Greatest hits album by Supertramp
- Released: November 1992
- Recorded: 1974–1987
- Genre: Progressive rock, pop, art rock
- Length: 76:27
- Label: A&M
- Producer: Peter Henderson, Ken Scott, Supertramp, Rick Davies

Supertramp chronology
| The Very Best of Supertramp (1990) | The Very Best of Supertramp 2 (1992) | Some Things Never Change (1997) |

= The Very Best of Supertramp 2 =

The Very Best of Supertramp 2 is a best of album by the British rock band Supertramp, originally released by A&M Records in November 1992.

== Overview ==
This compilation features 13 tracks from their five "prime" albums (Crime of the Century, Crisis?

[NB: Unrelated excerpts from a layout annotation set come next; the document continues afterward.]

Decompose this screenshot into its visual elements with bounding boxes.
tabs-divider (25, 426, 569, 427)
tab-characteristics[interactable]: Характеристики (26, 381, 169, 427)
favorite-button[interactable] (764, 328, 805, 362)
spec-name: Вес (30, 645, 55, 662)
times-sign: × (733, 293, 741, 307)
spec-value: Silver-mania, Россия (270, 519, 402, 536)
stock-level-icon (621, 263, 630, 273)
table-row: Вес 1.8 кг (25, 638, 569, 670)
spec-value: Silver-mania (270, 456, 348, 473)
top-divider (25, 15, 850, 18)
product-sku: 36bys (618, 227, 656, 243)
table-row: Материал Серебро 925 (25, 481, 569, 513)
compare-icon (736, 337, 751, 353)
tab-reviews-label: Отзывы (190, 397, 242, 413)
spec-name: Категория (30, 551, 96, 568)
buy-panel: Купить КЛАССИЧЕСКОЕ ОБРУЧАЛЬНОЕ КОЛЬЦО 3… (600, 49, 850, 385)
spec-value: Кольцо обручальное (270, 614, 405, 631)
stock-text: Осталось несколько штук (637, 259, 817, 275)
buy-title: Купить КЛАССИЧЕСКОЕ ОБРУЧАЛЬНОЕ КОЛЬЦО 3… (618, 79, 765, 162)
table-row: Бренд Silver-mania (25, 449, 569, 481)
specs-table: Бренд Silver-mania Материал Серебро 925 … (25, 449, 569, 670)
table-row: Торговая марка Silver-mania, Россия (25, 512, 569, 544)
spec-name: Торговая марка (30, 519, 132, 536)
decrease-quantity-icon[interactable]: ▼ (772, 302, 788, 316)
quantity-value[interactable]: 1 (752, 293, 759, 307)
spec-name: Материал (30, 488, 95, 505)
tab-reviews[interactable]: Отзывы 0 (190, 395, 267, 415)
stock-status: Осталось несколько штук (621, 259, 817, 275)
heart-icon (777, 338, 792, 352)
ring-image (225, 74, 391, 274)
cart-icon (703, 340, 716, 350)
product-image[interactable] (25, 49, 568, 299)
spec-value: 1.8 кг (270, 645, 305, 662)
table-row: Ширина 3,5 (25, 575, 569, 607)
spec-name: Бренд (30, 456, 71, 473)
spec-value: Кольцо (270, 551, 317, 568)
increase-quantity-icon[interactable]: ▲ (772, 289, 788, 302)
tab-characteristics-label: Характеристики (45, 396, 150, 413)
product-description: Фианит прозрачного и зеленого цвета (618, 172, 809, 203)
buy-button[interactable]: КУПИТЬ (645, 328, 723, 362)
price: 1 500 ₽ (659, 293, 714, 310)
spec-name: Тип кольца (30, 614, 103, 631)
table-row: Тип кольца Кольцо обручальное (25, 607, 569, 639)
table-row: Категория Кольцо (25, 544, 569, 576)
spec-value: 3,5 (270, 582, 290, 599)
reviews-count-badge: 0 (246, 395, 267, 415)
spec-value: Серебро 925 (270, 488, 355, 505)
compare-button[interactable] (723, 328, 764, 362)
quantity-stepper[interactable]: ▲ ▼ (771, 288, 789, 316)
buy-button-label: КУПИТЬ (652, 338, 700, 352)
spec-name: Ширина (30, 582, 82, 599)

What Crisis?, Even in the Quietest Moments..., Breakfast in America and ...Famous Last Words...) as well as the title track from their 1987 album Free as a Bird. The cover depicts the starry backdrop and grate from the cover of Crime of the Century, the hand carrying the glass from the cover of Breakfast in America, and the orange umbrella from Crisis? What Crisis?.

==Reception==

In his retrospective review, AllMusic's Jon O'Brien noted that this second collection contains less-familiar songs, including only five which had been released as singles, none of which were significant hits in the U.K. or U.S.

Professional ratings
Review scores
| Source | Rating |
| AllMusic | Star Half star |

== Track listing ==

| No. | Title | Original album | Length |
|---|---|---|---|
| 1. | "Lady" | Crisis? What Crisis?, (1975) | 5:24 |
| 2. | "Oh Darling" | Breakfast in America, (1979) | 4:01 |
| 3. | "Even in the Quietest Moments" | Even in the Quietest Moments..., (1977) | 6:39 |
| 4. | "Waiting So Long" | ...Famous Last Words..., (1982) | 6:32 |
| 5. | "Babaji" | Even in the Quietest Moments... | 4:49 |
| 6. | "Gone Hollywood" | Breakfast in America | 5:14 |
| 7. | "If Everyone Was Listening" | Crime of the Century, (1974) | 4:01 |
| 8. | "Just Another Nervous Wreck" | Breakfast in America | 4:22 |
| 9. | "Don't Leave Me Now" | ...Famous Last Words... | 6:25 |
| 10. | "My Kind of Lady" | ...Famous Last Words... | 5:12 |
| 11. | "A Soapbox Opera" | Crisis? What Crisis? | 4:50 |
| 12. | "Downstream" | Even in the Quietest Moments... | 4:00 |
| 13. | "Fool's Overture" | Even in the Quietest Moments... | 10:51 |
| 14. | "Free as a Bird" (Davies) | Free as a Bird, (1987) | 4:20 |

==Personnel==
===Supertramp===
- Rick Davies – vocals, keyboards, piano, harmonica
- Roger Hodgson – vocals, guitar, keyboards, piano except on "Downstream" and "Free as a Bird"
- Dougie Thomson – bass
- John Anthony Helliwell – saxophones, clarinets, vocals
- Bob C. Benberg – drums, percussion

===Other performers===
- Claire Diament – backing vocals on "Don't Leave Me Now"
- Mark Hart – guitar and keyboards on "Free as a Bird"
- Marty Walsh – guitar on "Free as a Bird"
- Linda Foot – backing vocals on "Free as a Bird"
- Lise Miller – backing vocals on "Free as a Bird"
- Evan Rogers – backing vocals on "Free as a Bird"
- Karyn White – backing vocals on "Free as a Bird"

==Charts==

| Chart (2025) | Peak position |
|---|---|
| Greek Albums (IFPI) | 47 |

==Certifications==

| Region | Certification | Certified units/sales |
| France (SNEP) | Gold | 100,000^{*} |
| Switzerland (IFPI Switzerland) | Gold | 25,000^{^} |
^{*} Sales figures based on certification alone. ^{^} Shipments figures based on certification alone.